豊川 大寶山 西明寺

大寶山 西明寺

寺院沿革

 千年の昔寛和の頃、三河の国守大江定基公は東三河のこの地に赴任され、東の岡に庵を営みこれを六光寺と名づけられました。定基公は都にお帰りになるにあたって、愛染明王像一躯をお残しになりました。

 鎌倉時代に入り北条時頼公が出家して、執権最明寺入道時頼となり、諸国巡業の折、この地の風光明媚を愛でて暫く留錫されましたが、去るにあたって護身の不動明王像一躯を残されました。よって一堂を西の岡に建立して奉祀し、六光寺は最明寺と改称され禅宗寺院になったと申します。

 鐘楼永禄5年(1562)徳川家康公全国平定の業なかば鷺坂合戦の折、四世快翁龍喜和尚が粥を炊いて軍兵に供しましたところ、公はこれを徳とし寺に役宿され、安阿弥作と伝えられる本尊阿弥陀如来を拝されましたが、これが慶長8年(1603)伏見城において六世伝芝全授和尚が朱印状を賜る機縁となりました。

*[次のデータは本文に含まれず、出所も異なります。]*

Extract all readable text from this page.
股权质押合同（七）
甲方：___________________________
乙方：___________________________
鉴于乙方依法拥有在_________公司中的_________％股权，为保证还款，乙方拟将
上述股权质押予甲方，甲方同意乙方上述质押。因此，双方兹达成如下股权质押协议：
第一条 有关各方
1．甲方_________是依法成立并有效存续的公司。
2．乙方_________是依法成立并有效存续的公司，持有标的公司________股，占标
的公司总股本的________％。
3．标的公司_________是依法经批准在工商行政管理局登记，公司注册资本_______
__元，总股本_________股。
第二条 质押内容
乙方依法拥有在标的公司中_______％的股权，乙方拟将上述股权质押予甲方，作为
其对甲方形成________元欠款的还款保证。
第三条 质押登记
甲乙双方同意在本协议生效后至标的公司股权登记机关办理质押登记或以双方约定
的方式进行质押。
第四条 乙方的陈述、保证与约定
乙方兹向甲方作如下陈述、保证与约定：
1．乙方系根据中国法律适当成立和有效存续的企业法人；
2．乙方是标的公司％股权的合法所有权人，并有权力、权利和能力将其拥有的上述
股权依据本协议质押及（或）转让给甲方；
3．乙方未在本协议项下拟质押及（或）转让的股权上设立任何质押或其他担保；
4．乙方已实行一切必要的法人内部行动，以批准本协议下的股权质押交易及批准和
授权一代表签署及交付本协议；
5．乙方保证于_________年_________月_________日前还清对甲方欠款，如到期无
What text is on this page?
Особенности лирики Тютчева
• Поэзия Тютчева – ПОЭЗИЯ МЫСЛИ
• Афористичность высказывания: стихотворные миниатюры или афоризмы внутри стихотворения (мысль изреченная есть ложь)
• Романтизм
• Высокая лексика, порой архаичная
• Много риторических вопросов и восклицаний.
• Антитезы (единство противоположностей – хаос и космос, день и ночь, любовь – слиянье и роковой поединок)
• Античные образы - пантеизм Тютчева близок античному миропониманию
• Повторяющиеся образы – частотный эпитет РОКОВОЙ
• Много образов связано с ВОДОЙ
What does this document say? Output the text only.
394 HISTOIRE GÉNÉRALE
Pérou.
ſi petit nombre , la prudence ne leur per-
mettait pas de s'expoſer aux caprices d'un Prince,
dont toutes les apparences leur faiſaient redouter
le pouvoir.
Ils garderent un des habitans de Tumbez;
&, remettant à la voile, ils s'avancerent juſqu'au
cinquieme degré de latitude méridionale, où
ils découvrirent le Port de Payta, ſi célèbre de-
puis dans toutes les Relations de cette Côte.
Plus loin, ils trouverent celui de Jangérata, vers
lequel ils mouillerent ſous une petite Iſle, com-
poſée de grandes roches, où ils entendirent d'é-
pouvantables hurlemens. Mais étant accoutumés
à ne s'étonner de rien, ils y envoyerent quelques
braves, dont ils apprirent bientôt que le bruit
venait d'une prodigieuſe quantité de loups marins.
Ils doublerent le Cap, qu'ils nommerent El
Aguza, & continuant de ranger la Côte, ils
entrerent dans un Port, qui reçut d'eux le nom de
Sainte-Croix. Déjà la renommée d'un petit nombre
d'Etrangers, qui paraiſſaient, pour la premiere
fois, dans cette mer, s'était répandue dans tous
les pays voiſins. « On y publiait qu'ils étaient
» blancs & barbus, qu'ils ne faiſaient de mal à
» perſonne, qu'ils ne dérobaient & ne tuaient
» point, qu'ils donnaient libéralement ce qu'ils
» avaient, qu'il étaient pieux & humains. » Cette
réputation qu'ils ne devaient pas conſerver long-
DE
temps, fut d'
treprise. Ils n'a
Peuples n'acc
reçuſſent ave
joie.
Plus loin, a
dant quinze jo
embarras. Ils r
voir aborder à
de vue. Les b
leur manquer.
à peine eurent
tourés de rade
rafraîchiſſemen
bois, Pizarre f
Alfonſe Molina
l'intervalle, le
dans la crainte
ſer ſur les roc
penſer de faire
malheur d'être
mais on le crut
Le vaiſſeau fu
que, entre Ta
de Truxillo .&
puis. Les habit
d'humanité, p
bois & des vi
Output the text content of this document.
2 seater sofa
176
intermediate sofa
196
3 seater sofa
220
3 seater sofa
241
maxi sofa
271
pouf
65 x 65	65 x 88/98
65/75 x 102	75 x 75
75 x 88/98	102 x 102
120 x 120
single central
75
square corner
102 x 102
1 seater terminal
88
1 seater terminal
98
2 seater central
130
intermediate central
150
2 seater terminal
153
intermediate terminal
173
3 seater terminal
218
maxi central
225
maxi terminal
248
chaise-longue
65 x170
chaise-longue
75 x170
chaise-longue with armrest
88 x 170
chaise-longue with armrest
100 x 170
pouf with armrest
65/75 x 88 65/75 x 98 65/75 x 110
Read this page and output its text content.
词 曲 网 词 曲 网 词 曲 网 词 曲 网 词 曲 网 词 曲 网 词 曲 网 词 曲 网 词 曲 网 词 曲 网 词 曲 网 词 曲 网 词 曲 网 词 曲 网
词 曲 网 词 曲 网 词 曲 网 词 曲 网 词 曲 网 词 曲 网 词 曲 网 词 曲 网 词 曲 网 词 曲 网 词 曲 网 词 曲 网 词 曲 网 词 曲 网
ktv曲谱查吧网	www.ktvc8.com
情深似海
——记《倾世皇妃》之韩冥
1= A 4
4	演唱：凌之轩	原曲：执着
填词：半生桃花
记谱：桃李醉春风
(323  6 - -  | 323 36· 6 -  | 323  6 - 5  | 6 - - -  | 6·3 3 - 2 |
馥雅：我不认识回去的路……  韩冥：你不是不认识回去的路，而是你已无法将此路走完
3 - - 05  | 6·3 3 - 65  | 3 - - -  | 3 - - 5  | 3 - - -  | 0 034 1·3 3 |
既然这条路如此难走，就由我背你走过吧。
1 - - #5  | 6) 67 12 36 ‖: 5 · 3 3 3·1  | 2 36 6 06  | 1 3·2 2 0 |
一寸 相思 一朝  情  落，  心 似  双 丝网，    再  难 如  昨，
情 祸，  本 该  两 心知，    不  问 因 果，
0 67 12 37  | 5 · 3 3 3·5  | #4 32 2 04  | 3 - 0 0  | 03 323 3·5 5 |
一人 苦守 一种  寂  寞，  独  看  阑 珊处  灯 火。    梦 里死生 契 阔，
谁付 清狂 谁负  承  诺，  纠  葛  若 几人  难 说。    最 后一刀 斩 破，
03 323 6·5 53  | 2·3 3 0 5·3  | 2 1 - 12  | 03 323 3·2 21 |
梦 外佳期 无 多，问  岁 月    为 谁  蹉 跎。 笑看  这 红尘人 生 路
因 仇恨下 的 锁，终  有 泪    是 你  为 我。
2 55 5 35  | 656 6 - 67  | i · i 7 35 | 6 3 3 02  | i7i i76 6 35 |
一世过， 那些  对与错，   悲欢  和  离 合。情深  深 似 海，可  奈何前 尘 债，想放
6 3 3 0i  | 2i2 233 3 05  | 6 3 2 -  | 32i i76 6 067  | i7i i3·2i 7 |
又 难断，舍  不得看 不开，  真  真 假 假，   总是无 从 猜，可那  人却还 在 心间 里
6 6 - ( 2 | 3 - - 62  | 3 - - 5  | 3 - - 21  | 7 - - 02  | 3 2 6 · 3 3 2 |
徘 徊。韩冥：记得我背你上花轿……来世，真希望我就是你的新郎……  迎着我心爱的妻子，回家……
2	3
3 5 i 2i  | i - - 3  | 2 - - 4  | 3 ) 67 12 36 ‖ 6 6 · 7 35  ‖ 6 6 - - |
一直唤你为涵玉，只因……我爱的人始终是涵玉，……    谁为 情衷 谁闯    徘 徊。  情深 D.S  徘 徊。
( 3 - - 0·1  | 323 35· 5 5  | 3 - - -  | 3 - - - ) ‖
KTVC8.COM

この時、弥陀の浄土にちなみ最明を西明に改められたと申します。以来三百年、歴住は国家安穏・民生富楽の祈願を厳修するとともに、檀家の教化・衆僧の研鑚・後嗣の育成などに心を砕き、禅宗道場としての伽藍の維持修造にも力をつくしてまいりました。

 現代になっては昭和5年(1930)日本医学の恩人ベルツ博士の供養塔が、花夫人によって本堂前庭に建立されました。これは博士が生前厚く仏法を信仰され、また当寺が花夫人の先祖の菩提寺であったことによるものでありました。傍らに水原秋桜子の句碑が建てられています。さらにその傍らに昭和46年(1971)博士の長子夫妻、および第二次世界大戦で、戦死した孫たちの墓石が置かれました。これは祖国のために散花した若者の菩提を弔うとともに平和への願いをこめて、その友人が造ったものでありました。

 古来当寺院の四周は山川草木の美に恵まれ眺望もまた絶景、いつの頃からか人々により西明禅寺の六境として詩歌にも歌われてきました。緑滴る三高峰・姫街道よりの参道万松関・定基公遺跡六光跡・愛染明王堂のあった愛染池・不動堂の設けられた不動坂および古戦場鷺坂が数えられ、文人墨客の来遊が頻りであったといわれます。これらの風景は時の流れとともに移り変り昔のおもかげを留めぬものもありますが、たゞに風光を賞するのみならず、これに接して清浄心をおこし萬象と円融自在の境に遊ばれますようお祈り申す次第であります。